A skin patch can serve migraine sufferers avert expected fallouts – as well as allowing bigger pain relief of the migraine symptoms.
The patch holds sumatriptan, an drug which are presently applied in tablet form to treat the problem.
Today an American companionship has developed a patch that are as powerful as oral medicament but avoids the potential gastro-intestinal side-effects, such as nausea and vomiting.
A patch can also provide a constant and steady supply of medicine into the bloodstream, which might offer better relief.
Migraine treatment affects an estimated 10% of the United Kingdom population – mostly women – and results in around 18000000 lost working days every year.
Trials of the new patch are ongoing and the migraine headaches patch is likely to be available in the next year or so.
Migraine sufferers are now able to buy one of the most effective drugs for their condition direct from their chemist – without the need for a prescription.
Existing over-the-counter drugs can make an attack a bit more bearable, however, they can’t stop it. But Imigran Recovery (a version of the prescription drug sumatriptan), which goes on sale today, can stop a migraine in its tracks. This could make life easier for the six million people in the UK with this crippling condition ? many of whom will have access to this drug for the first time.
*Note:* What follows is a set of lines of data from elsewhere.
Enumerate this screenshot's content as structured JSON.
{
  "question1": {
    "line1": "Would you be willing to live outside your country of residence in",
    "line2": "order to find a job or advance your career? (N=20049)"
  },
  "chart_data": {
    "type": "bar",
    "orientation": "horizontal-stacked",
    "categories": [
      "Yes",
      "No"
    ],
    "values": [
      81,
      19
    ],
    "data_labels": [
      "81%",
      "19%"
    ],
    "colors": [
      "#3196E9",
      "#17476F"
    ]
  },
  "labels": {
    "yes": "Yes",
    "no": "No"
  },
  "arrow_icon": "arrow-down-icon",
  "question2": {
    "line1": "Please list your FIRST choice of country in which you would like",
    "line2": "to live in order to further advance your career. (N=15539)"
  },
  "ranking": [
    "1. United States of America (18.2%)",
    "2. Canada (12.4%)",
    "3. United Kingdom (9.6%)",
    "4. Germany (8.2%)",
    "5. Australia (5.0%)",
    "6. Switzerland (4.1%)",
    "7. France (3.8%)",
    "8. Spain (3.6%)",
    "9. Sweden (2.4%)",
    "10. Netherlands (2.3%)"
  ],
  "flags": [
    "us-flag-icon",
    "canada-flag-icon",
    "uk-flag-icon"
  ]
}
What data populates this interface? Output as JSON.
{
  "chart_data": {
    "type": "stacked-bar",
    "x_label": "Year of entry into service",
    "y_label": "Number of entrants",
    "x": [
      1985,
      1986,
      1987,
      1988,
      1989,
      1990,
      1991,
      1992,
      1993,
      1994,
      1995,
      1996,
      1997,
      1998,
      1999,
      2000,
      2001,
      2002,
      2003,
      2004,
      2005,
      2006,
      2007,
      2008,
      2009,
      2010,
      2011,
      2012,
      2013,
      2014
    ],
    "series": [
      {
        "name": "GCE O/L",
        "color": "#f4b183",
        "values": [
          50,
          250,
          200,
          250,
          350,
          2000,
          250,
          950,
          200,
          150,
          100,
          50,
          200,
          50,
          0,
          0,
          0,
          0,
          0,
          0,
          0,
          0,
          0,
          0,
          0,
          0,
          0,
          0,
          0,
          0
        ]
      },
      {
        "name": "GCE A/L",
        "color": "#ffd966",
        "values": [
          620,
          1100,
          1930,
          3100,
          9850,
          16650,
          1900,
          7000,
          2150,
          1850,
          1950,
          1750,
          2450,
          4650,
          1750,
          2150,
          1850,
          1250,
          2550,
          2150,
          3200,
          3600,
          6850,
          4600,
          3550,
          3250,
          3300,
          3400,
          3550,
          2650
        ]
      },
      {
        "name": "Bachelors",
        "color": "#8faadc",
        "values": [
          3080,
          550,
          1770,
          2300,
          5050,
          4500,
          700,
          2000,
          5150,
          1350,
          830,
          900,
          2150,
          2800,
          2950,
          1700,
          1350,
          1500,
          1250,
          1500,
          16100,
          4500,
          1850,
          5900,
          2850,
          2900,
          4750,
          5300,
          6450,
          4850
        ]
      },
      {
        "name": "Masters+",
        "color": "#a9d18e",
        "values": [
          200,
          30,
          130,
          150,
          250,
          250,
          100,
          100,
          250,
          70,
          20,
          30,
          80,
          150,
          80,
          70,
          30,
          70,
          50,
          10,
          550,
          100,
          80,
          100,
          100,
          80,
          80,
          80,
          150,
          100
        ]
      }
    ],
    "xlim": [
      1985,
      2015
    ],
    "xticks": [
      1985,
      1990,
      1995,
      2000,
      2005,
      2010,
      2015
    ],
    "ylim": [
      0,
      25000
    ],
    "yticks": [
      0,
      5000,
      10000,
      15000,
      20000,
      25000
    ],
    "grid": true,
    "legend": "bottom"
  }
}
“About 50 per cent of people who get migraines never go to their doctor,” explains Dr Ann Gregory, of the City of London Migraine Clinic.
“They are often people who are otherwise healthy, so after they have been struck down by an attack they just never get round to seeing their GP.
“As a result, they have to rely on regular painkillers.”
An estimated 25 million working days a year are lost to migraine in the UK, costing £2 billion. Imigran works by raising the levels of the brain chemical serotonin; one theory is that migraines are caused by an expansion of the blood vessels in the brain. Serotonin helps to narrow blood vessels again.
Sumatriptan was one the first of a class of drugs known as triptans which emerged about 15 years ago. “It revolutionised treatment,” says Dr Gregory. “It allowed some patients to lead normal lives. But there are still lots of people who don’t have access to it or the other triptans. We’ve now got lot of clinical data about how sumatriptan works and we feel confident that, with appropriate safeguards, it is safe to make it more widely available.”
Not everyone was initially confident that making the drug available over the counter was a good idea.